Jere explained that the National Cannabis Cooperative we will not only influence decisions to benefit local cannabis production participants, but it will also ensure Malawian growers enjoy the following several benefits such as license cost sharing, bargaining power, access to training, tax negotiation, enhance local production and access to markets.
The group has already received K168 million ($230,000) from membership fees only with each member paying a K500 000 membership fee.
But the Cannabis Regulatory Authority (CRA) has justified the $10 000(about K7 780 000) licence fee for a cannabis cultivation licence.
Speaking to Business News the authority’s board chairman Boniface Kadzamira explained that the fee structure was formulated with entities and not individuals in mind.
“We didn’t have time to sensitise the people about the industry and how it is supposed to be managed and what is involved. The CRA Act only allows legal entities to grow or participate in this industry therefore we would like to encourage our local farmers to work in groups, associations or cooperatives which will be manageable for them and the issue of fees won’t be problematic,” he said.
He said before they came up with the fees, the authority went around the region to compare the fee structure.
“That is how we ended up coming with those fees.
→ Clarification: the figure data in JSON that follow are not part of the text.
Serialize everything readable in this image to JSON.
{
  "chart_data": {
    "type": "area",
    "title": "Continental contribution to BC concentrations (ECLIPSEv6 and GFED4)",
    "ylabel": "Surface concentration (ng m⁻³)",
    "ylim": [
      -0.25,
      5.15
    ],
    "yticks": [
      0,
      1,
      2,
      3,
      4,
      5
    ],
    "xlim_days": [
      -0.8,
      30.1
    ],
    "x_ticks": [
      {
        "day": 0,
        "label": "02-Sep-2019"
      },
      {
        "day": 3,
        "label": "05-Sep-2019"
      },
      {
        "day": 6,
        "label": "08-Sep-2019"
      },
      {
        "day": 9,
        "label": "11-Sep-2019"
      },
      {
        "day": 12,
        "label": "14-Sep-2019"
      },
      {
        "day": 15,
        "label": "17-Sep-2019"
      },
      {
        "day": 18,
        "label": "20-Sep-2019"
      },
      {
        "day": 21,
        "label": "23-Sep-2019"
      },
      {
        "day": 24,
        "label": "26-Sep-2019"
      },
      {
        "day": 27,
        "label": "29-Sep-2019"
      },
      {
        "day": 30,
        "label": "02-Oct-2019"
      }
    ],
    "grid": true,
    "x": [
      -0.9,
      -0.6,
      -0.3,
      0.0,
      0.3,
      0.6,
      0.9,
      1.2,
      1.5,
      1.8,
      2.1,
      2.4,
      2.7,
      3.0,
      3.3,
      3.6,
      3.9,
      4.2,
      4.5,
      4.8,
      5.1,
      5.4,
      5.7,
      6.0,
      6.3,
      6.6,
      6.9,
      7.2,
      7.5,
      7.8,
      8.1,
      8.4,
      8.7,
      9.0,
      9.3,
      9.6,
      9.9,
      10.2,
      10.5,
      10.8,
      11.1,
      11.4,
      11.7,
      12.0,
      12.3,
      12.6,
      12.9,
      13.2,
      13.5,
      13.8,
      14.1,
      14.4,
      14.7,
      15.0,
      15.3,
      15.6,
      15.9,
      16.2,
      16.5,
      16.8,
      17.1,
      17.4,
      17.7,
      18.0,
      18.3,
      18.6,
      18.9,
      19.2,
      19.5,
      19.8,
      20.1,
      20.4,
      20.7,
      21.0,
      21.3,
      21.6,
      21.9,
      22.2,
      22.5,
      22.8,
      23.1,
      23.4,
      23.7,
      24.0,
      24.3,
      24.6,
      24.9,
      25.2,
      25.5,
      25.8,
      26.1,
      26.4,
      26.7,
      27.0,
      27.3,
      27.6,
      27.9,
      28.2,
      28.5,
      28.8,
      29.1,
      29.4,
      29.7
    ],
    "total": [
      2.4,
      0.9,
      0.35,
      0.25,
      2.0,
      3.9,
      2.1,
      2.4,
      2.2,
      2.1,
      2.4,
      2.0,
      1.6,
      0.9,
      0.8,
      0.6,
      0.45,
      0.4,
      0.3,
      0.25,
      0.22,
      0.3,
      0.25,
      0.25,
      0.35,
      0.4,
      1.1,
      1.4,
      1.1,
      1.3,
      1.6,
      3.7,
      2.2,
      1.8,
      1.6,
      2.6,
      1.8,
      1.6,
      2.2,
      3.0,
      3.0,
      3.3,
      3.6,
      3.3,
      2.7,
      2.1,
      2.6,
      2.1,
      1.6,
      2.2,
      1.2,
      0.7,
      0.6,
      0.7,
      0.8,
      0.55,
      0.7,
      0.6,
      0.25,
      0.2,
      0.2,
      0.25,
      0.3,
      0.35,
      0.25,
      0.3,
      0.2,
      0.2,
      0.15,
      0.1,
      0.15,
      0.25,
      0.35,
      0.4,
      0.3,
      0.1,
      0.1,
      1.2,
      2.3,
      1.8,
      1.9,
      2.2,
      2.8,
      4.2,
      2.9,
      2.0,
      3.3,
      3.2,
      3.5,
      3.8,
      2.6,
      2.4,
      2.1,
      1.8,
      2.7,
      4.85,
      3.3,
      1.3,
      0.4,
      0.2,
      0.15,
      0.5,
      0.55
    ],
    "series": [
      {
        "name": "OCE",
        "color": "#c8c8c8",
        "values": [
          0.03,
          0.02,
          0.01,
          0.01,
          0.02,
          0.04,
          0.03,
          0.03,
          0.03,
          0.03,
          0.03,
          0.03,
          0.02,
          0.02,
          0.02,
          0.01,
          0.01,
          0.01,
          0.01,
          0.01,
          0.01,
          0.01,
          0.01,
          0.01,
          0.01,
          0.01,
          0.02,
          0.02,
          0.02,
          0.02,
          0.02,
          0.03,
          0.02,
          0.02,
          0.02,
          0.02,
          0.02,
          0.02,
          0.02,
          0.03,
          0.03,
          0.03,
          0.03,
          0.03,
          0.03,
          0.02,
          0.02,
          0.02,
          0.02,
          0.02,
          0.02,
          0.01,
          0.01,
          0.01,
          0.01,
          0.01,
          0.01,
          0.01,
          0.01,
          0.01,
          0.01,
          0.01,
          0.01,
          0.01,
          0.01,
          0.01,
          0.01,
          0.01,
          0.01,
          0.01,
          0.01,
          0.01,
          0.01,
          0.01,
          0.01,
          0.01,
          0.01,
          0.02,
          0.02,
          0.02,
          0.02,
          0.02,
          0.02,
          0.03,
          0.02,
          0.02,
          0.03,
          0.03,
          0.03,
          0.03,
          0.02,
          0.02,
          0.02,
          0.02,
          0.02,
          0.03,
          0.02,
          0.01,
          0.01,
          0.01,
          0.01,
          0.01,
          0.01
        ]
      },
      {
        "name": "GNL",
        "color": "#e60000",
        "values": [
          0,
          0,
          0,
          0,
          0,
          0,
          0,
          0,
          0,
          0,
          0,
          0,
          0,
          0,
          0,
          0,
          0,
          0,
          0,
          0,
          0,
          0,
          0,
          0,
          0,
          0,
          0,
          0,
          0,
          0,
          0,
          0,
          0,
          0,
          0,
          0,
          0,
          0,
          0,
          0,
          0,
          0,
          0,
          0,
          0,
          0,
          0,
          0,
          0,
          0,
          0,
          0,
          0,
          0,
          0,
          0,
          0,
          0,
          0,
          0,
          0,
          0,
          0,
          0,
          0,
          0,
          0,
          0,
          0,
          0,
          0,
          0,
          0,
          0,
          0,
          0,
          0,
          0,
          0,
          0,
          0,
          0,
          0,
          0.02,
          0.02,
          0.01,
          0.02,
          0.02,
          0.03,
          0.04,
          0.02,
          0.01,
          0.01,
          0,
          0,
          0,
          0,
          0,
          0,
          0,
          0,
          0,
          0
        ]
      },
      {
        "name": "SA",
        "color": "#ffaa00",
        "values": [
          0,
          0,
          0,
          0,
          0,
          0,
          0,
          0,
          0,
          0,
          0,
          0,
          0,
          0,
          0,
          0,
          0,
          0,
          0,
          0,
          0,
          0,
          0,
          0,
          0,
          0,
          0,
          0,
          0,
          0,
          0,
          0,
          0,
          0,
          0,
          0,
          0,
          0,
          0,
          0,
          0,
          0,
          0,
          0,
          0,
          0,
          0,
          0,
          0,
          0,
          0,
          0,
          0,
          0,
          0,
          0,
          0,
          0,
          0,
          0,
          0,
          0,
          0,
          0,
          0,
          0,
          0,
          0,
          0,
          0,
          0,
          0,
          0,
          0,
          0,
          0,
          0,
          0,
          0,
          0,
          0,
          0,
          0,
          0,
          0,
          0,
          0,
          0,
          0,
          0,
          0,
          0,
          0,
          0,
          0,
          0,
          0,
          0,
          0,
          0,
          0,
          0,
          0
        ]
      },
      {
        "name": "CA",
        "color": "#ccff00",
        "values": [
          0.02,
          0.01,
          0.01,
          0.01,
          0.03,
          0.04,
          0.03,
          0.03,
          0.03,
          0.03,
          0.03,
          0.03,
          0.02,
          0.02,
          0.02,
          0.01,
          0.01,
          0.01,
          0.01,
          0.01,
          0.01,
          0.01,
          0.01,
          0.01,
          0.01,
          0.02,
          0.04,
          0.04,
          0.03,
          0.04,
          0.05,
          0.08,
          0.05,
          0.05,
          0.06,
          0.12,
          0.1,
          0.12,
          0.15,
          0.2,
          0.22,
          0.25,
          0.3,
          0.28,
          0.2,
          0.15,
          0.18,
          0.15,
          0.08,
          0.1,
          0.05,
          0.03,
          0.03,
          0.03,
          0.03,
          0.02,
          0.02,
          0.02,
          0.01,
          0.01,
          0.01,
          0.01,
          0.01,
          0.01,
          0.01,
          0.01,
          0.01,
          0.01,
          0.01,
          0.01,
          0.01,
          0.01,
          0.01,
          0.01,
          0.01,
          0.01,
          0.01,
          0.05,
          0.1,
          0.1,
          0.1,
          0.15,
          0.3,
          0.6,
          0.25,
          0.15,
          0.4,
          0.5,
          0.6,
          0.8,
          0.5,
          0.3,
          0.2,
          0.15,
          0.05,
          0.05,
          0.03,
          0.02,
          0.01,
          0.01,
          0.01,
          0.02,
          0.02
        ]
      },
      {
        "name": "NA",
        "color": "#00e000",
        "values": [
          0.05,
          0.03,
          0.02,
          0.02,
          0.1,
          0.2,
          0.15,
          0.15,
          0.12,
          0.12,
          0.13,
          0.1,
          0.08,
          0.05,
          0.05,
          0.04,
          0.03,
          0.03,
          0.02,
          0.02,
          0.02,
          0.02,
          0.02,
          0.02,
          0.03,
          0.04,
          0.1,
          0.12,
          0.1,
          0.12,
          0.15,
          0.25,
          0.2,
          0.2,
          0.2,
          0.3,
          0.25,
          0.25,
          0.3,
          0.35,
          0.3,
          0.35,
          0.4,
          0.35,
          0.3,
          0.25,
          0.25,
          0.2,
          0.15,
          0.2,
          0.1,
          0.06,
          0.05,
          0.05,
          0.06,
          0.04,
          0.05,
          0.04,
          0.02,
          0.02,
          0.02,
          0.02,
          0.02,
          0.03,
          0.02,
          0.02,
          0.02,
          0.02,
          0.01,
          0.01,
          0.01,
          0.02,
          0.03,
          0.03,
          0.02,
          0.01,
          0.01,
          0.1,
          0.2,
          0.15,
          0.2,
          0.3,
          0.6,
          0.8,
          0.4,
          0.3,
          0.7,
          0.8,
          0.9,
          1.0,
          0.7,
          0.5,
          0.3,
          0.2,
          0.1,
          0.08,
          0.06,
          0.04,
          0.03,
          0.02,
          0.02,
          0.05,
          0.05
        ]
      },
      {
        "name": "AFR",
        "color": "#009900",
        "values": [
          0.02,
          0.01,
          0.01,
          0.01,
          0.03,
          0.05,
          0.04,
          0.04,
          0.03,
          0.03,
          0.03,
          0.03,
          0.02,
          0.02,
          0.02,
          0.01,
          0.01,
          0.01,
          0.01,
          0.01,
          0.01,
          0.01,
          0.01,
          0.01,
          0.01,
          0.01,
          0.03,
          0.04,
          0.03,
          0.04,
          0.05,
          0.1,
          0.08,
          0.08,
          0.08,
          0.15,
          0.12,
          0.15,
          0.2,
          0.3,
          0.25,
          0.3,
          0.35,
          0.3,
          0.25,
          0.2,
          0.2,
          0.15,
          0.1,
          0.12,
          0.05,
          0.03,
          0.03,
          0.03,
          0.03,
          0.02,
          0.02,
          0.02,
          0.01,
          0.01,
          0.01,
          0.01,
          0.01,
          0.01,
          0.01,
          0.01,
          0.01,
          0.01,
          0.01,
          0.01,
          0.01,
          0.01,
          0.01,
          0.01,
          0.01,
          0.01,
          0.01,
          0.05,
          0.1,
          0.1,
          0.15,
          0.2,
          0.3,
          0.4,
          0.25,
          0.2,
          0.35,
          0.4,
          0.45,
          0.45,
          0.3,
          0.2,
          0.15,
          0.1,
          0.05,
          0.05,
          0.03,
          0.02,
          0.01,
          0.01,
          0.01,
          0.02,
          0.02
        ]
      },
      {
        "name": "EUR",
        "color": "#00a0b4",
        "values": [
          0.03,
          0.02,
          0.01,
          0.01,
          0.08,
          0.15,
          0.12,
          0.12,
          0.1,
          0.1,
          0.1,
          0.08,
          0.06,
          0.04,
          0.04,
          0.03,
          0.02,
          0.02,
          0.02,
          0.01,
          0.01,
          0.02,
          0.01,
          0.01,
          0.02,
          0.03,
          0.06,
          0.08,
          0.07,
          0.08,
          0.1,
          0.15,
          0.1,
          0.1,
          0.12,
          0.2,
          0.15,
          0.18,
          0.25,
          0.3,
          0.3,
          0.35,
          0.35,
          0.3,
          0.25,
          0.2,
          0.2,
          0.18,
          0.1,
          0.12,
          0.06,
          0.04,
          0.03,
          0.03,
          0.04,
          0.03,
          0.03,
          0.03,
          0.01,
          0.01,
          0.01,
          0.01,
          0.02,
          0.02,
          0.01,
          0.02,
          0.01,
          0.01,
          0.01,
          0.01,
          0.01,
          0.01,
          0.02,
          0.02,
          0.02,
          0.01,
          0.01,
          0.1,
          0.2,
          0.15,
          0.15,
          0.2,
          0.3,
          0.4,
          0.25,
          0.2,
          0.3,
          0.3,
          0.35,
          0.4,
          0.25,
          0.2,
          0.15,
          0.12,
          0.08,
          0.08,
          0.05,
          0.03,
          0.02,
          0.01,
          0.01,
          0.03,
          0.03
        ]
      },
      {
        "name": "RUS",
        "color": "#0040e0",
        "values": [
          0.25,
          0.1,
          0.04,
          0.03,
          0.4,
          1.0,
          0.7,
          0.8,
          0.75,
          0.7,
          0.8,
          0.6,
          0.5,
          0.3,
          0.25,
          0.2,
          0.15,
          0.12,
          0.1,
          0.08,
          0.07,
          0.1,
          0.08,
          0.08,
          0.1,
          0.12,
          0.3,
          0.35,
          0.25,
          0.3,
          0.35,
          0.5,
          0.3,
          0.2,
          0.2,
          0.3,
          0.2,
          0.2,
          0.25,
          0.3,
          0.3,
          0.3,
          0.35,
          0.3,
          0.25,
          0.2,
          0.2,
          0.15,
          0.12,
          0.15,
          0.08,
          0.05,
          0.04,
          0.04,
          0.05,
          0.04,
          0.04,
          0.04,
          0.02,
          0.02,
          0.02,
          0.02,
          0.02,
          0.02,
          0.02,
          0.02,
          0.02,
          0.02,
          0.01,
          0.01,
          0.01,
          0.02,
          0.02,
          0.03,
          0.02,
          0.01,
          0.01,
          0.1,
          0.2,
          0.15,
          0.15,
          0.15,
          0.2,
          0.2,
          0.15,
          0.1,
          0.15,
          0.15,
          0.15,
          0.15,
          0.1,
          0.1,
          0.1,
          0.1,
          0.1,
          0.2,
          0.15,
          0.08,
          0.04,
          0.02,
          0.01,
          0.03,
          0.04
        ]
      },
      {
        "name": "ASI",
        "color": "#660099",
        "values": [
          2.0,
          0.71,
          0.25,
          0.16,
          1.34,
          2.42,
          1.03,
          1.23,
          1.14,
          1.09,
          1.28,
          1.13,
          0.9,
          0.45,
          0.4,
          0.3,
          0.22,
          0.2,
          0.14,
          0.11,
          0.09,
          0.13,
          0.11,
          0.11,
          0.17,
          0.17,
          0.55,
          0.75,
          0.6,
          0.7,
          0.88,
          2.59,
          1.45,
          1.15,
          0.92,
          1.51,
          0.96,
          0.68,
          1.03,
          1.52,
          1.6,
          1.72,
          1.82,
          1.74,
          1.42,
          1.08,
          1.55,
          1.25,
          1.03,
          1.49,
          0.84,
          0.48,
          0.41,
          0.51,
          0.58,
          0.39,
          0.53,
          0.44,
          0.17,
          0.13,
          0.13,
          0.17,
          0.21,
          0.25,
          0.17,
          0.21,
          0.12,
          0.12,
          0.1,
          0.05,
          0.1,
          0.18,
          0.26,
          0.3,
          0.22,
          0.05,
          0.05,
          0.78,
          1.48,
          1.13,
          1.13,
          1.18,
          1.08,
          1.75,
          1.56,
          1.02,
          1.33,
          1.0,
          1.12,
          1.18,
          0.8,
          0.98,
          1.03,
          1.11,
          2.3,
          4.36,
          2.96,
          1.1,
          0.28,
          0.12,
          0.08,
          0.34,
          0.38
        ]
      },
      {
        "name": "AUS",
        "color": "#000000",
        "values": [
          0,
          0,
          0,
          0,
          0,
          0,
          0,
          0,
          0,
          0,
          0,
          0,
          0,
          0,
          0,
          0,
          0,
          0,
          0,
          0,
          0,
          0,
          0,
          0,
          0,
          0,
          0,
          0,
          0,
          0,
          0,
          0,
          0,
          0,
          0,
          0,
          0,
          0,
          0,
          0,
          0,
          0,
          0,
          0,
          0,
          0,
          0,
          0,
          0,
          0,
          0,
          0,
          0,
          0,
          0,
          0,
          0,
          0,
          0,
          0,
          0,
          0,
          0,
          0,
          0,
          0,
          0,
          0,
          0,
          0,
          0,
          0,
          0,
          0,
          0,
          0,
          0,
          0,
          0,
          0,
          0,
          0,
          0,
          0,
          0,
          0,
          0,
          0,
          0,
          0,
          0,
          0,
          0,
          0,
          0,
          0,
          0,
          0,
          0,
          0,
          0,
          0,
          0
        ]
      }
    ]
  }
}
I dare say that in terms of fees, Malawi is the cheapest if you compare to what other countries are charging,” he said.
But Harawa argues that the fee structure should have been localised.
“Malawi is one of the poorest countries in the world, hence you cannot copy and paste fees from other countries. You have to bear in mind the country’s poverty level. Especially if the legislation of cannabis is based on the premise that it will uplift people from poverty. The irony is that those poor people will not even afford the fees,” he said.
Kadzamira noted that the prospects are that the cannabis industry will compliment tobacco and other cash crops “but we believe in the near future cannabis will be hugely dependent on terms income for the country.”
According to Kadzamira, the Cannabis Regulatory Authority has so far received and is processing about 100 applications both from local and foreign investors.